Ein Ort ohne zusätzliche Energie
Die Interaktion zwischen Chaperonen und Proteinen erfordert Energie und wird in der Regel durch Energiemoleküle, das ATP, angetrieben. Einige Chaperone müssen jedoch auch ohne diese Energiemoleküle mit Proteinen interagieren. In dem speziellen Raum zwischen der inneren und der äußeren Bakterienmembran, dem sogenannten periplasmatischen Raum, arbeiten Chaperone und sorgen dafür, dass Proteine entfaltet und löslich bleiben, ohne dass zusätzliche Energie zur Verfügung steht. Forschende des B CUBE haben eine Strategie entwickelt, um die Interaktion von OmpX, einem bakteriellen Außenmembranprotein, und zwei wichtigen Chaperonen, Skp und SurA, zu analysieren. Sie entdeckten, wie diese Chaperone verhindern, dass OmpX sich falsch faltet und aggregiert.
Außenmembranproteine wie OmpX sind entscheidend für das Überleben von Bakterien.
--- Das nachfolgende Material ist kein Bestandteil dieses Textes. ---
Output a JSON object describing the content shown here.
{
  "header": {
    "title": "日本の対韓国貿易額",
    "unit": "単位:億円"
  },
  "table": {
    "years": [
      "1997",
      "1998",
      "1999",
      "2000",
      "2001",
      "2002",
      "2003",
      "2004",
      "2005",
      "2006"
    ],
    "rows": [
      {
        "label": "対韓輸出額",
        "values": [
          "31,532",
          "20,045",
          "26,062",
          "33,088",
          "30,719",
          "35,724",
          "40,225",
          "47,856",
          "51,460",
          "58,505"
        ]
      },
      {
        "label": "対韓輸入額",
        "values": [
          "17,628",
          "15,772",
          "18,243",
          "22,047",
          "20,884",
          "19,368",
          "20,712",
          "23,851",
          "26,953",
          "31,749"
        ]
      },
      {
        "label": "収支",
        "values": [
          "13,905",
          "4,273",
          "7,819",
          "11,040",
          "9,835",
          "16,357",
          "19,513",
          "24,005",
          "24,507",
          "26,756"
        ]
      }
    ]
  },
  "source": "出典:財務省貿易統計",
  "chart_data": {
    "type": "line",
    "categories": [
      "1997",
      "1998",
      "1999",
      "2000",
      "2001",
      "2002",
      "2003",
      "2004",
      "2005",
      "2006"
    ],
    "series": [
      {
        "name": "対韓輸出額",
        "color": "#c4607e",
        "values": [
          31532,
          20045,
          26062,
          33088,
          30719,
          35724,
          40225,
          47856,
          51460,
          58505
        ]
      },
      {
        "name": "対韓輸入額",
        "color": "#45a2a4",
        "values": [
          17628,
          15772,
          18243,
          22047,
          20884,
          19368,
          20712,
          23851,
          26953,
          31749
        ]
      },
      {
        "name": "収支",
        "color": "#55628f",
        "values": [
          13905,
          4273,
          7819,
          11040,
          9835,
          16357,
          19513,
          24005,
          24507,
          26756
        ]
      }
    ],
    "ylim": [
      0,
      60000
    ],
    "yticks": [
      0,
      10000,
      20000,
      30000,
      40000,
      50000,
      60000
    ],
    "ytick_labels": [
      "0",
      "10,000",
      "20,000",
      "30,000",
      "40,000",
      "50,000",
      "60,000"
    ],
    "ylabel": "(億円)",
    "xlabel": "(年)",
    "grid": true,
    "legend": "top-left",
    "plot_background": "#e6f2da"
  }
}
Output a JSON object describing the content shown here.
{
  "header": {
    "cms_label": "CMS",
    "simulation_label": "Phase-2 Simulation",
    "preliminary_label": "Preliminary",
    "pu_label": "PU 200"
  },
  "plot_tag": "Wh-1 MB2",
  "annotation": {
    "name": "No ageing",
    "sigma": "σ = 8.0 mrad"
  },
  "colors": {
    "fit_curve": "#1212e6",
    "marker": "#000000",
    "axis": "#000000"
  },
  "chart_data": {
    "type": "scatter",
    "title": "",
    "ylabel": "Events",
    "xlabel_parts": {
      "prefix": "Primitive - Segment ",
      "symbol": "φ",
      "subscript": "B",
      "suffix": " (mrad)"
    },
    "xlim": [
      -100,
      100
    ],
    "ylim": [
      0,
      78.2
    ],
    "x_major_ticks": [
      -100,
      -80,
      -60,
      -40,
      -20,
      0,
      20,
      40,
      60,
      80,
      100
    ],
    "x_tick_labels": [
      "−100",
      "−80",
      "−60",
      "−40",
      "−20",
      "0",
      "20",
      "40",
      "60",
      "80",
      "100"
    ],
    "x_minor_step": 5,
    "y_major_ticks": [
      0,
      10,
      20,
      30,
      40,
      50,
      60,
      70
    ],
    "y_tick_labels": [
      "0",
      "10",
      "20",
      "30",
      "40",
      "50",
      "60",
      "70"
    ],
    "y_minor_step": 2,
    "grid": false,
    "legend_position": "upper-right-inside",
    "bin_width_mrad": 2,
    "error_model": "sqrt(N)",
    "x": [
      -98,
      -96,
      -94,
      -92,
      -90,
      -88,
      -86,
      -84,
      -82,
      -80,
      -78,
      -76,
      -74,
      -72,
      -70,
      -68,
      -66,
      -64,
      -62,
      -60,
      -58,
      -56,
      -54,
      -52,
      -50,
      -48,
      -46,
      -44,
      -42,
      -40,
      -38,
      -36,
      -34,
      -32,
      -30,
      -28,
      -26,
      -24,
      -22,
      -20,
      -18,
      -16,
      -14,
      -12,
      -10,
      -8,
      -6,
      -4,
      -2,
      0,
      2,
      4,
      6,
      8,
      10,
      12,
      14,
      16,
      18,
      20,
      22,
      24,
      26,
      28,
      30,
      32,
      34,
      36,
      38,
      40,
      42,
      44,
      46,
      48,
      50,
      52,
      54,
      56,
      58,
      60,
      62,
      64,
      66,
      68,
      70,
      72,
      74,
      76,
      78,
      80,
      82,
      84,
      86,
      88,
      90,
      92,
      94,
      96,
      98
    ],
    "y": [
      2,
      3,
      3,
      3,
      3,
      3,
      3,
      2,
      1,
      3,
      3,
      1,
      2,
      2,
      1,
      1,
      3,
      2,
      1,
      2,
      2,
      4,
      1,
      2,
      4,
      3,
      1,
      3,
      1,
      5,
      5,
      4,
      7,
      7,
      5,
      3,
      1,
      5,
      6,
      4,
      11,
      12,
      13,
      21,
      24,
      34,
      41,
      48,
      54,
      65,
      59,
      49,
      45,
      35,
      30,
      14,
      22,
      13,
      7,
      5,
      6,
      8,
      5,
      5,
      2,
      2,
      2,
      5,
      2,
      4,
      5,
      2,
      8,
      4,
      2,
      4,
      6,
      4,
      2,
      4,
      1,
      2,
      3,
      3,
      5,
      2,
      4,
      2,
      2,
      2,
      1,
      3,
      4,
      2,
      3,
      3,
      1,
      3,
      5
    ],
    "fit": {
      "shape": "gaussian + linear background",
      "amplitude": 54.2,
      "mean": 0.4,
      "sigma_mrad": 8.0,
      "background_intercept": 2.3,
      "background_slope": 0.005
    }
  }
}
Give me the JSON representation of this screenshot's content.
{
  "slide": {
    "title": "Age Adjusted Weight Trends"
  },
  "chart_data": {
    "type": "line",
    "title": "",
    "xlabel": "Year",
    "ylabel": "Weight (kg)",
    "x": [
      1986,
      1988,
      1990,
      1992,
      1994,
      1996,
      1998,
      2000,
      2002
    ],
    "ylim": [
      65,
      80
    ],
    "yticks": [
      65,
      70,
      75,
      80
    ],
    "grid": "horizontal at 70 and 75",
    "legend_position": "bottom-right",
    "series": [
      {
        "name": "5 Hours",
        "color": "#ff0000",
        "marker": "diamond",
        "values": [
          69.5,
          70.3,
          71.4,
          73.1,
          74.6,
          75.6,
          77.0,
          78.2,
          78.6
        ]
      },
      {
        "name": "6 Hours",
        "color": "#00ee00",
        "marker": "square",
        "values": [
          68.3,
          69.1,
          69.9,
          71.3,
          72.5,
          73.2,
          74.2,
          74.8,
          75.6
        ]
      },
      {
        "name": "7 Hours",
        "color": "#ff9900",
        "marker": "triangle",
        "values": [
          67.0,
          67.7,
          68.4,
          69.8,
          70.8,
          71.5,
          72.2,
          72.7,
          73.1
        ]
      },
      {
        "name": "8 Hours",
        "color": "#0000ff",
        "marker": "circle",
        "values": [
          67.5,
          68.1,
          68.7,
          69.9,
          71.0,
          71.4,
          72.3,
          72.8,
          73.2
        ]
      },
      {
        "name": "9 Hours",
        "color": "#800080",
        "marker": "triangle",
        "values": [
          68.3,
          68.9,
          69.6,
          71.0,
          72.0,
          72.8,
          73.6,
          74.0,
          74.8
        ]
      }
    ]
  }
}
Sie sorgen für die Adhäsion, die Nährstoffaufnahme, die Wahrnehmung der Umwelt oder die Interaktion mit Chemikalien und Toxinen. Als solche sind sie auch eines der Ziele von antibakteriellen Medikamenten. „Diese äußeren Membranproteine sind sehr klebrig. Sie neigen dazu, sich aneinanderzulagern und zu verklumpen. Sie müssen jedoch ungebunden und entfaltet bleiben, bis sie in die äußere Bakterienmembran eingebaut werden können", erklärt Prof. Michael Schlierf, Forschungsgruppenleiter am B CUBE und Leiter der Studie.
smFRET als Werkzeug für dynamische Strukturbiologie
Um die dynamische Struktur von OmpX und den Chaperonen zu charakterisieren, sezte das Team von Prof. Schlierf den Einzelmolekül-Förster-Resonanz-Energie-Transfer (smFRET) ein. Dabei werden fluoreszierende Marker verwendet, um den Abstand zwischen Teilen eines einzelnen Moleküls im Nanometerbereich mit einer Zeitauflösung von bis zu Nanosekunden zu messen. Mit smFRET konnte das Team beobachten, wie die Bindung an Chaperone die Dynamik und die Struktur von OmpX verändert. „Der Aufbau von Experimenten mit Außenmembranproteinen ist schwierig. Wir haben viele Parameter sowohl für die Chaperone als auch für OmpX sorgfältig optimiert, bis wir diese Experimente durchführen konnten“, fügt Dr. Neharika Chamachi, eine Hauptautorin der Studie, hinzu.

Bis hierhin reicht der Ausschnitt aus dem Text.